STR (Speech-To-Resonite), is a tool that bridges the gap between speech-recognition and Resonite. Targeted mostly at development.

This python program exposes a websocket port (8069) that sends both speech and recognized commands. Which means that the commands have to be configured in the program, outside Resonite.

Note

This is heavily targeted towards development. Which means that it will detect only development-specific commands! Useful as a development copilot, but not as speech-to-text. Use other tools for that.

Warning

The node list is likely outdated! - If you want to update the node list, check out Updating.

Installation

STR requires python 3. The dependencies are listed in the requirements.txt file. Though they are more of a reference.

Usage

STRMng - Existing tool

There's an already made tool built with-in resonite that allows you to spawn nodes, though it doesn't do much more.

Open an issue if you need the tool.

Custom tools

Implementation

To make your own implementation, you'll have to listen for the port 8069 and parse strings like this: SPK-{speech}CMD-{command}

  1. SPK-{speech} is the raw recognized words. It often makes grammar errors, but may be useful.
  2. CMD-{command} is the parsed string parsed using the data/config.json. Which tries to recognize commands as well as grammar correction.

Configuration

Speech-to-resonite relies on data/config.json to do most of the parsing and grammar correction.

  • cmd: the list of available commands. It will match the highest in the list.
  • node_type_fallback: the fallback node in case of an empty "type" command.
  • grammar: additional grammar for the vosk model.
    • add: list of words for the vosk model to recognize. Words/Letters separated by spaces count as different words. So "u long" would be both "u" and "long". (though adding types shouldn't be necessary)
    • remove: list of words for the vosk model to ignore. These are on top of the existing dictionaries
  • bindings: all the aliases for commands and node names
    • cmd: list of commands to parse. new being the command and replace being the text to replace.
    • node: list of aliases for node names. new being the string to add and replace being the text to replace. Used by NEWNODE
    • node_type: same as nodes but for node types. Used by NODETYPE.

Note

I'm cheating a little here by relying on the command NEWNODE and NODETYPE. These are actually calculated in the program, not Resonite. Since I wanted to do phonetic searches, which give out-standing results at the cost of doing it outside of Resonite.

Updating

It will quickly get out of date, so I recommend updating the node list every now and then.
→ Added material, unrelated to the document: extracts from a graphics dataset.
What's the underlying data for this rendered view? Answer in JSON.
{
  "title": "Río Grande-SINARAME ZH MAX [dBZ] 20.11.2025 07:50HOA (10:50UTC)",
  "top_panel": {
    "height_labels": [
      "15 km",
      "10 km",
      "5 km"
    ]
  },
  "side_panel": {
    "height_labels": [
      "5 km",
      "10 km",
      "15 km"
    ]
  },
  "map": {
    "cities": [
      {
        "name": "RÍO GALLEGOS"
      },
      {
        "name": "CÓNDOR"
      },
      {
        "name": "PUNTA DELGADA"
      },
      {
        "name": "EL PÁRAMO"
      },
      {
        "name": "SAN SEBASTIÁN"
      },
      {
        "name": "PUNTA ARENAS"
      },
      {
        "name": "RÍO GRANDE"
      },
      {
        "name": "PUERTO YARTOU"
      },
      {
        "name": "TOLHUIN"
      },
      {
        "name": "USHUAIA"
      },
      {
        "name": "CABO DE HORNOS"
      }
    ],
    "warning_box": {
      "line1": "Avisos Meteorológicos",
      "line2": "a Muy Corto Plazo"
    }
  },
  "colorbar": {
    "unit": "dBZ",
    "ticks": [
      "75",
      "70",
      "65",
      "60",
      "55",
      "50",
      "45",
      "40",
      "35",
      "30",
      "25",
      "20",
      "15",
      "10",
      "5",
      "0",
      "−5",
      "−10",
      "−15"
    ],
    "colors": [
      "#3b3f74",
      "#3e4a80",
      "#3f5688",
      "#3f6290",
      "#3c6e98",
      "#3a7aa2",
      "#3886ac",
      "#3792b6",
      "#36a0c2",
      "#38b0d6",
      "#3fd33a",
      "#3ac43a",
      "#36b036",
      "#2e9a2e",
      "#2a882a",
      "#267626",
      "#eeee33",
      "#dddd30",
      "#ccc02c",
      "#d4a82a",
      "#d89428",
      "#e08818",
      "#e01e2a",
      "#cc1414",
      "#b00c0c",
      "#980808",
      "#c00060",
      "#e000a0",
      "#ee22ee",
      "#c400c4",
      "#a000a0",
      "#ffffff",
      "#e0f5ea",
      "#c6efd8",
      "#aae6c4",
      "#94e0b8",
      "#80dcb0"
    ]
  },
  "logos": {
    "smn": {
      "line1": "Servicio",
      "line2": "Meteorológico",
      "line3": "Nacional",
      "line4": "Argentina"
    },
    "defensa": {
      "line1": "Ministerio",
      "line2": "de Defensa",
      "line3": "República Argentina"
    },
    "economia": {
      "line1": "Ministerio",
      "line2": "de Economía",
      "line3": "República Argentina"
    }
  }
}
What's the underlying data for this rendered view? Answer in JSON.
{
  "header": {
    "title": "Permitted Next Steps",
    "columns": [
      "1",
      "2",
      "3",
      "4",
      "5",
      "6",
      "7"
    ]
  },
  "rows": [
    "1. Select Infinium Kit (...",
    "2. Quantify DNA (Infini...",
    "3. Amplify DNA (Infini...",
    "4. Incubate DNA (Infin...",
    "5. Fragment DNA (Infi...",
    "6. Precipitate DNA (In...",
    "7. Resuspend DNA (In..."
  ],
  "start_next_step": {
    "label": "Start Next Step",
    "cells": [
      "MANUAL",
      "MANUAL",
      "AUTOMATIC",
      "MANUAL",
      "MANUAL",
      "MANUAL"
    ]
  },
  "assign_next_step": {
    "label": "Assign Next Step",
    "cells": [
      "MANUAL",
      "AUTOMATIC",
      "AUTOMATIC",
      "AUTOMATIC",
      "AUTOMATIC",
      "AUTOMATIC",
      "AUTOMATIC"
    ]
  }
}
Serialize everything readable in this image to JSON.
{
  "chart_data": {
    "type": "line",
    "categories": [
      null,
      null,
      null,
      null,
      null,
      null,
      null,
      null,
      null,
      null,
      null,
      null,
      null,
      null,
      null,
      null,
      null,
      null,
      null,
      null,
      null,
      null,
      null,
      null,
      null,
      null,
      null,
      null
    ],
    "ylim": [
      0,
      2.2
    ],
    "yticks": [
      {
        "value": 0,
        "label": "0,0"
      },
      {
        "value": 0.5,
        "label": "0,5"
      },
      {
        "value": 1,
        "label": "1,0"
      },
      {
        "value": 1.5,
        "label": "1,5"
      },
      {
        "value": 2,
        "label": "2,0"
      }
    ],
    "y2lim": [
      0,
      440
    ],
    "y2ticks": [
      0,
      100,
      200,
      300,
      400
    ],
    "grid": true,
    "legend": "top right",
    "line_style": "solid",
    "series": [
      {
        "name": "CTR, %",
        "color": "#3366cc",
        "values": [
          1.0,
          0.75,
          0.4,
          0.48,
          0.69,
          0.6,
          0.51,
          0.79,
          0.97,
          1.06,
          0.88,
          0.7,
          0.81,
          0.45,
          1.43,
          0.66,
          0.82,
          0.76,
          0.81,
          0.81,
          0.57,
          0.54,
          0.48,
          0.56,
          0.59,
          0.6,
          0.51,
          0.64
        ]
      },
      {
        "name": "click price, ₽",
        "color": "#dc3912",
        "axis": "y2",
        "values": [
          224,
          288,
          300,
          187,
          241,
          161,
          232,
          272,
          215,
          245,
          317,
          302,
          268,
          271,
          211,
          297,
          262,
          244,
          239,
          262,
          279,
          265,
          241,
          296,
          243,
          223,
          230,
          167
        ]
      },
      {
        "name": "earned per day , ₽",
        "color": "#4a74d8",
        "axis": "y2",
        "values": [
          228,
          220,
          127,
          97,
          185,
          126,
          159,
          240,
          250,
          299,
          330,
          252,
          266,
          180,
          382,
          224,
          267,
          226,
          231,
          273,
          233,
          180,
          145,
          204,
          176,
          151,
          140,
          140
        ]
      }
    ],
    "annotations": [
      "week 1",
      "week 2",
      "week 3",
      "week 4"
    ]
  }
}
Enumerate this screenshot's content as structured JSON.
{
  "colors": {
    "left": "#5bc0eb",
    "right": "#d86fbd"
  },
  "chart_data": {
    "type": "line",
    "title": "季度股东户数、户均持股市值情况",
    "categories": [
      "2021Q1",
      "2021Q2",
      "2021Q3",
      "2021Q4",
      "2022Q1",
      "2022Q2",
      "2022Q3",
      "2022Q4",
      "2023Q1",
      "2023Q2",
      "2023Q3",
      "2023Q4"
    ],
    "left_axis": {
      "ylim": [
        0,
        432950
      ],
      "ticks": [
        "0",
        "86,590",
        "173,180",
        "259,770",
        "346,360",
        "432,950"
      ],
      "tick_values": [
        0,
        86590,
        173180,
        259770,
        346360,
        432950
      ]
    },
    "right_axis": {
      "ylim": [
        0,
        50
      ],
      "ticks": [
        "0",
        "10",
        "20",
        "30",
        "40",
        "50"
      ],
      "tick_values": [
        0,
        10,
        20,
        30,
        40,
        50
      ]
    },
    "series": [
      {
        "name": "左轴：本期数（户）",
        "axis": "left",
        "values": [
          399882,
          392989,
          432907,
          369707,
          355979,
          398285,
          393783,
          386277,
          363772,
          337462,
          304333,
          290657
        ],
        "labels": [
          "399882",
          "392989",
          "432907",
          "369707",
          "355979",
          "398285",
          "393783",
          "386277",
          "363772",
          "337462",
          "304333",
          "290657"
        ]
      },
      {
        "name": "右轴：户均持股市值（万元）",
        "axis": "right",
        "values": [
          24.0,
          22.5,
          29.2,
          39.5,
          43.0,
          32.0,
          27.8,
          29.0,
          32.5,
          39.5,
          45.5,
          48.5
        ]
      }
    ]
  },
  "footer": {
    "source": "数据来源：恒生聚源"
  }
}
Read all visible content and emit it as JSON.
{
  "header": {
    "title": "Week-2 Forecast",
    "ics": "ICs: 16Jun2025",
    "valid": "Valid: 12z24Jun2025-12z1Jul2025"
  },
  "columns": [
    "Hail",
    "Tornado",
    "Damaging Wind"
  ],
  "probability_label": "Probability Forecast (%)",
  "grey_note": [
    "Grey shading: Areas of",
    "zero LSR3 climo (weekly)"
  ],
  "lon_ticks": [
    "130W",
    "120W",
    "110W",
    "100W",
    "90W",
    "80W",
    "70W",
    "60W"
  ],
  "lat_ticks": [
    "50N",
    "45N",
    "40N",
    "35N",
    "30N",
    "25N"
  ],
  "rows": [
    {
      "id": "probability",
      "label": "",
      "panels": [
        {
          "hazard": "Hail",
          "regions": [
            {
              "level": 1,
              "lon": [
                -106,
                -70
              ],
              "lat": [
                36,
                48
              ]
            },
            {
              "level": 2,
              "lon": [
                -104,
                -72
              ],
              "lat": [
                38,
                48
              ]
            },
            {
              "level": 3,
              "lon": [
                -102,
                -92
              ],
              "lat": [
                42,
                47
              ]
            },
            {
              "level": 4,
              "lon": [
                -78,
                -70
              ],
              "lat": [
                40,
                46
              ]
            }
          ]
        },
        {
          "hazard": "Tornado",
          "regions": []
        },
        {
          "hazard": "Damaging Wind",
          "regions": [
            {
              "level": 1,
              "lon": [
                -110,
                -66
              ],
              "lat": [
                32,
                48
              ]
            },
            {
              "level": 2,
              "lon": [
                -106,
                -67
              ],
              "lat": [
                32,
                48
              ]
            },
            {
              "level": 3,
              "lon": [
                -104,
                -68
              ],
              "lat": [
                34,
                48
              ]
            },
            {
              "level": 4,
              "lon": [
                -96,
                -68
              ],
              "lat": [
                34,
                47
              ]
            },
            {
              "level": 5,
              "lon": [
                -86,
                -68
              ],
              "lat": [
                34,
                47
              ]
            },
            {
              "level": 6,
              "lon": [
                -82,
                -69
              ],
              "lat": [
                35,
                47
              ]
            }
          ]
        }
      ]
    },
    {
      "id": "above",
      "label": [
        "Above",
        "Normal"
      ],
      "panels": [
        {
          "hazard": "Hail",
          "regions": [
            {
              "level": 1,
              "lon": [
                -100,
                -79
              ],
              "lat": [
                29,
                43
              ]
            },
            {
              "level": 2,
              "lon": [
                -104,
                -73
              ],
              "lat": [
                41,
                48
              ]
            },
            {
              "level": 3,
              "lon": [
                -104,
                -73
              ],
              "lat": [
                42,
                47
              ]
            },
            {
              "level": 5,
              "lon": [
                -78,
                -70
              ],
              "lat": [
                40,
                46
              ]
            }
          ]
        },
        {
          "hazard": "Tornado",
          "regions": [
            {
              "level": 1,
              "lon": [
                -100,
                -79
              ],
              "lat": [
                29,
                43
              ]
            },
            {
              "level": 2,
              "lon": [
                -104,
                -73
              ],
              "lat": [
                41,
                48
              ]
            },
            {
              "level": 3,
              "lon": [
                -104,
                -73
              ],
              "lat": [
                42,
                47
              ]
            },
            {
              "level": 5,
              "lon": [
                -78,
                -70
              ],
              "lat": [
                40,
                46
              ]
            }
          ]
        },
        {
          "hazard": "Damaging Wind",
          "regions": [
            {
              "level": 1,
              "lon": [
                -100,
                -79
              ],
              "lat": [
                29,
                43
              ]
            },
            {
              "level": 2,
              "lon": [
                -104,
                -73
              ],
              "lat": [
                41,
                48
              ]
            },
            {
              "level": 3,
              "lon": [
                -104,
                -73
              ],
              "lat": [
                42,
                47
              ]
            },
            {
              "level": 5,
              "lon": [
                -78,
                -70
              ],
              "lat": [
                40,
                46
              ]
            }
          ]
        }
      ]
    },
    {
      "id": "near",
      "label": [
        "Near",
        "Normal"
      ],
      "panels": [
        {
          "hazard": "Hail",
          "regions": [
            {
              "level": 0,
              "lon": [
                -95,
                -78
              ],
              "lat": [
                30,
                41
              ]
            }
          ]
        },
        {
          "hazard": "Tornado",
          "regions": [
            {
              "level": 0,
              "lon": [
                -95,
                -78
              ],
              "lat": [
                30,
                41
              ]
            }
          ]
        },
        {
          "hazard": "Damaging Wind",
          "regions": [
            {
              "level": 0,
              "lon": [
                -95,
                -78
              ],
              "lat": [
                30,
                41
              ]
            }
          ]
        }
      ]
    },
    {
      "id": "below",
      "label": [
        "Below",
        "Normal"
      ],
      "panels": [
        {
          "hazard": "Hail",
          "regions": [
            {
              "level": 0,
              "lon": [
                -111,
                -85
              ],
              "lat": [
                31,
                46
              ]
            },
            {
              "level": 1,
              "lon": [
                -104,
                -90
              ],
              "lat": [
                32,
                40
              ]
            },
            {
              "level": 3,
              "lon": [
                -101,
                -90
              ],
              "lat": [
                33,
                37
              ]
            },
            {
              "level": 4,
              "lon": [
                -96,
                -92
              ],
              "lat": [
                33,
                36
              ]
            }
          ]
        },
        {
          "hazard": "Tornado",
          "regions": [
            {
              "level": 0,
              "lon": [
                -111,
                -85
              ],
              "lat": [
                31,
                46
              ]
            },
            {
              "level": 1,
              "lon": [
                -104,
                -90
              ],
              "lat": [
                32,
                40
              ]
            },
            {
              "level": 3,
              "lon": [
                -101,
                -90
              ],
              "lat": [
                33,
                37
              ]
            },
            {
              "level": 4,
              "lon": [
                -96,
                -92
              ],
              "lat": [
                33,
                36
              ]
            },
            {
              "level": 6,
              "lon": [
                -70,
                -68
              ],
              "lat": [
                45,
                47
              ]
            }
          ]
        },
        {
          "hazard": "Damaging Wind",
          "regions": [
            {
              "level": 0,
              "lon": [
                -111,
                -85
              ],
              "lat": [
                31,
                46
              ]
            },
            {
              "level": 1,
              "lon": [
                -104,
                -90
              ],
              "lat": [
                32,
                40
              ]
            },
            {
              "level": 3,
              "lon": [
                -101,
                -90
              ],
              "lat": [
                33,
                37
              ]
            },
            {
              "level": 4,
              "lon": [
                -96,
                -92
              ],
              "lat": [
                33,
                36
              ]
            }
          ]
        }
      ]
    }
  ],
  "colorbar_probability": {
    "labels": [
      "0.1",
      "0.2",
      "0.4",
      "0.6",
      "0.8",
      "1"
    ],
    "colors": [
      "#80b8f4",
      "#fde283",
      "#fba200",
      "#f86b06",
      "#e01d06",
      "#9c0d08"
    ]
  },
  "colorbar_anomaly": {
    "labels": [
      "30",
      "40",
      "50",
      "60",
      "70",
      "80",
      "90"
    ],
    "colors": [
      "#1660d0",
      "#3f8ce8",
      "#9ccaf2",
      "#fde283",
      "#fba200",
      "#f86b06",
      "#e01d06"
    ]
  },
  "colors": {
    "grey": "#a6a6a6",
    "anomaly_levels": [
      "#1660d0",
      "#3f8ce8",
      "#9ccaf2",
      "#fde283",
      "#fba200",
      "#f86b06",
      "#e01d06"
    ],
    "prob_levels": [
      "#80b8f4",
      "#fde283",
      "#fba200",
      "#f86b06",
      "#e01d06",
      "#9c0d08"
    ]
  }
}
To do so, inside data/dictionaries/:

  1. Update funnystring.txt from this repo: https://github.com/Spaceey1/funnyResoniteNodeListString. Note that that one might be outdated itself, but you can update it with the provided tools.
  2. Update typestring.txt with whatever types you know have been added. Unfortunately, I did these manually. Though this is fine since most of the time you'll be using the default types and converting them from there.
  3. Run the python script funnystring_to_json.py like so: funnystring_to_json.py <funnystring.txt> <typestring.txt> <resonite-node-database.json> - Make sure the output is inside dictionaries and that the funnystring.txt follows the same format.

Otherwise you could make your own resonite-node-database.json. So long as you provide the same format.

About

STR, or Speech-To-Resonite, is a tool that provides commands to ease development. Such as generating nodes.